«Green pass obbligatorio, lotta perché non accada». Una scritta campeggia nelle chat dei vigili urbani di Roma Capitale, insieme all’immagine di una svastica su sfondo verde. Insomma anche le forze dell’ordine hanno una mente ed una ragione. I vigili di Roma paragonano il green pass al nazismo. A scriverlo è oggi Lorenzo De Cicco sul quotidiano Il Messaggero. «Il paragone con il nazismo è improponibile? – si domanda Marco Milani,  segretario romano aggiunto del Sulpl, il sindacato unitario dei lavoratori della polizia locale, intervistato dal quotidiano -. Forse sembrerà improponibile oggi, ma anche quando c’era il nazismo la stessa scienza ti diceva per esempio che l’omosessualità era una malattia e quindi se non ti curavi dovevi metterti la stella gialla», ha detto.

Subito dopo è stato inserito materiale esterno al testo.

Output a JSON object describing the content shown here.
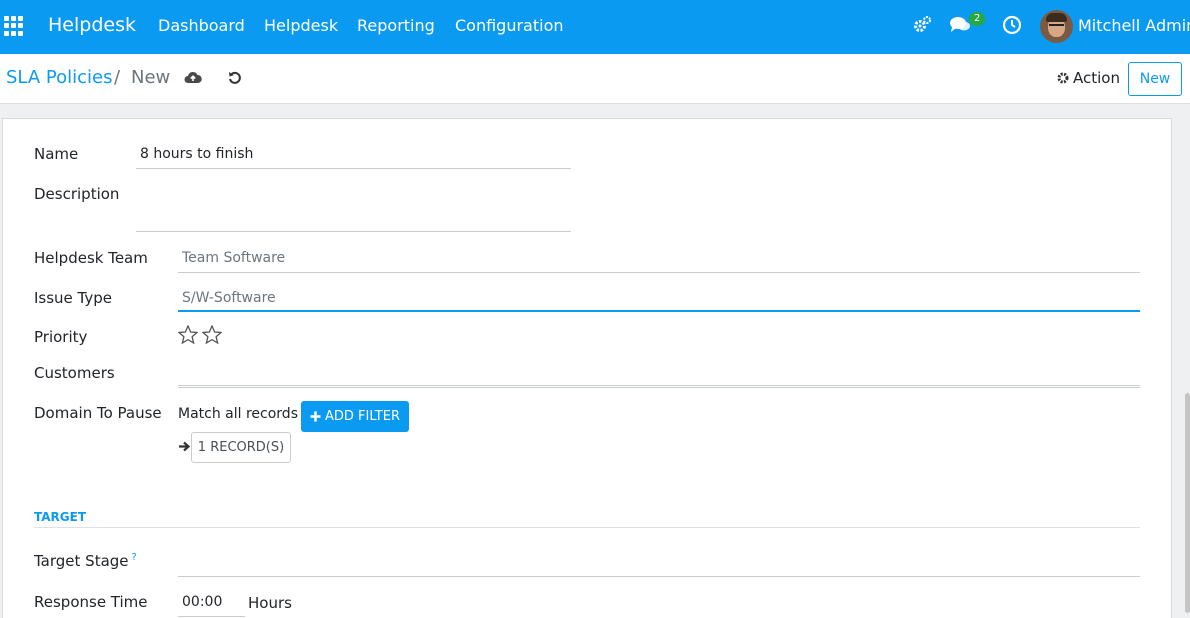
{
  "navbar": {
    "brand": "Helpdesk",
    "menu": [
      "Dashboard",
      "Helpdesk",
      "Reporting",
      "Configuration"
    ],
    "messages_count": "2",
    "user_name": "Mitchell Admin",
    "color": "#0b9af2"
  },
  "breadcrumb": {
    "parent": "SLA Policies",
    "separator": "/",
    "current": "New"
  },
  "control": {
    "action_label": "Action",
    "new_label": "New"
  },
  "form": {
    "name_label": "Name",
    "name_value": "8 hours to finish",
    "description_label": "Description",
    "description_value": "",
    "team_label": "Helpdesk Team",
    "team_value": "Team Software",
    "issue_type_label": "Issue Type",
    "issue_type_value": "S/W-Software",
    "priority_label": "Priority",
    "priority_stars_filled": 0,
    "priority_stars_total": 2,
    "customers_label": "Customers",
    "customers_value": "",
    "domain_label": "Domain To Pause",
    "domain_text": "Match all records",
    "add_filter_label": "ADD FILTER",
    "records_label": "1 RECORD(S)",
    "target_section": "TARGET",
    "target_stage_label": "Target Stage",
    "target_stage_help": "?",
    "target_stage_value": "",
    "response_time_label": "Response Time",
    "response_time_value": "00:00",
    "response_time_unit": "Hours"
  }
}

Poi però sottolinea: «Quello che scrivo sui social lo dico da cittadino, non da sindacalista o da vigile, non c’entra nulla». E sulle multe spiega: «Io farò di tutto per non essere destinato ai controlli sul Green pass. Poi stiamo parlando di dpcm, sono solo atti amministrativi, hanno la stessa valenza della doppia fila: non c’è obbligo di contravvenzione». Sugli altri colleghi: «Vedrete il tasso di applicazione delle contravvenzioni per il green pass, sarà nullo. E attenzione: non sono mica no-vax, io sono vaccinato, ma non vaccinerò mai i miei figli. Per tutti i minori dovrebbe essere così, non c’è motivo».